1371. Automated continuous monitoring of clinical outcomes using cumulative sum methods and variable life-adjusted display charts
Authors: Clemens M. Schirmer, MD, PhD, FAANS ; Michel Lacroix, MD; Stanley Pugsley, MD; Neil Martin, MD (Wilkes Barre, PA)
Robust systems for monitoring quality in neurosurgical practice are lacking. Statistical process control methods, utilizing the increasingly available routinely collected electronic patient records, could be used in creating surveillance systems that could lead to rapid detection of periods of deteriorating standards. We aimed to develop and test a CUmulative SUM (CUSUM) based surveillance system that could be used in continuous monitoring of clinical outcomes, using routinely collected data and display data using variable life-adjusted display (VLAD) charts that account for the expected specialty practice parameters.
We utilize prospective and independently abstracted Geisinger quality data across the dimensions or morbidity and mortality, length of stay, readmissions and complications, charges and cost. A surveillance system based on the Observed minus Expected (O-E) as well as the 2- sided Log-Likelihood CUSUM charts, displayed in VLAD charts was developed based on data since 2013. Data is identified based on ICD-9 and -10 principal and discharge diagnosis, procedure code or MS-DRG attribution.

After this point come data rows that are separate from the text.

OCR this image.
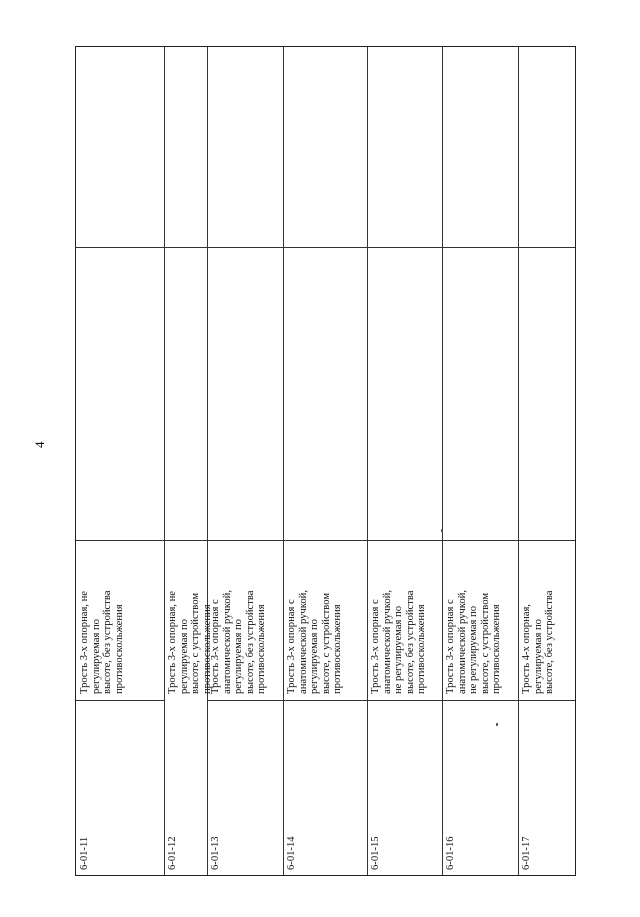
4
Трость 3-х опорная, не
регулируемая по
высоте, без устройства
противоскольжения
6-01-11
Трость 3-х опорная, не
регулируемая по
высоте, с устройством
противоскольжения
6-01-12
Трость 3-х опорная с
анатомической ручкой,
регулируемая по
высоте, без устройства
противоскольжения
6-01-13
Трость 3-х опорная с
анатомической ручкой,
регулируемая по
высоте, с устройством
противоскольжения
6-01-14
Трость 3-х опорная с
анатомической ручкой,
не регулируемая по
высоте, без устройства
противоскольжения
6-01-15
Трость 3-х опорная с
анатомической ручкой,
не регулируемая по
высоте, с устройством
противоскольжения
6-01-16
Трость 4-х опорная,
регулируемая по
высоте, без устройства
6-01-17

The VLAD-CUSUM system allows to develop a comprehensive assessment of the neurosurgical practice and offers the ability to drill down in multiple dimensions across sub-specialties, individual practitioners and disease entities. The VLAD component offers the ability discern temporal trends and set detection windows for favorable or suboptimal practice patterns. Unexpected singular events can be visually identified and differentiated from systematic opportunities for improvement (OFI).

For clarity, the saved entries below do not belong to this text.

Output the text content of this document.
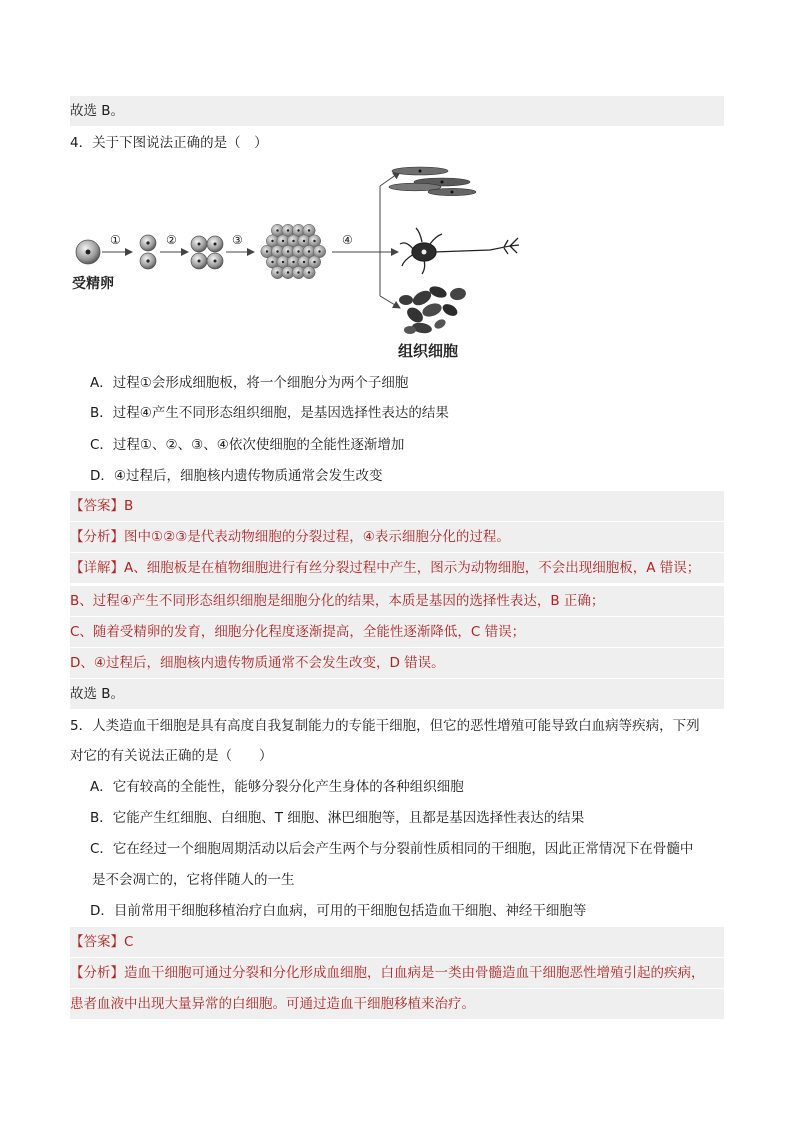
故选 B。
4．关于下图说法正确的是（　）
受精卵
①	②	③	④
组织细胞
A．过程①会形成细胞板，将一个细胞分为两个子细胞
B．过程④产生不同形态组织细胞，是基因选择性表达的结果
C．过程①、②、③、④依次使细胞的全能性逐渐增加
D．④过程后，细胞核内遗传物质通常会发生改变
【答案】B
【分析】图中①②③是代表动物细胞的分裂过程，④表示细胞分化的过程。
【详解】A、细胞板是在植物细胞进行有丝分裂过程中产生，图示为动物细胞，不会出现细胞板，A 错误；
B、过程④产生不同形态组织细胞是细胞分化的结果，本质是基因的选择性表达，B 正确；
C、随着受精卵的发育，细胞分化程度逐渐提高，全能性逐渐降低，C 错误；
D、④过程后，细胞核内遗传物质通常不会发生改变，D 错误。
故选 B。
5．人类造血干细胞是具有高度自我复制能力的专能干细胞，但它的恶性增殖可能导致白血病等疾病，下列
对它的有关说法正确的是（　　）
A．它有较高的全能性，能够分裂分化产生身体的各种组织细胞
B．它能产生红细胞、白细胞、T 细胞、淋巴细胞等，且都是基因选择性表达的结果
C．它在经过一个细胞周期活动以后会产生两个与分裂前性质相同的干细胞，因此正常情况下在骨髓中
是不会凋亡的，它将伴随人的一生
D．目前常用干细胞移植治疗白血病，可用的干细胞包括造血干细胞、神经干细胞等
【答案】C
【分析】造血干细胞可通过分裂和分化形成血细胞，白血病是一类由骨髓造血干细胞恶性增殖引起的疾病，
患者血液中出现大量异常的白细胞。可通过造血干细胞移植来治疗。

The VLAD-CUSUM method can be used in continuous monitoring of clinical outcomes using routinely collected data. Used prospectively, they could lead to the prompt detection of periods of suboptimal standards and rapid detection of OFI and facilitate near “real-time” performance monitoring allowing early detection and intervention in altered performance. Careful interpretation of charts for group and individual operators may prove helpful in detecting and differentiating systemic from individual practice variation.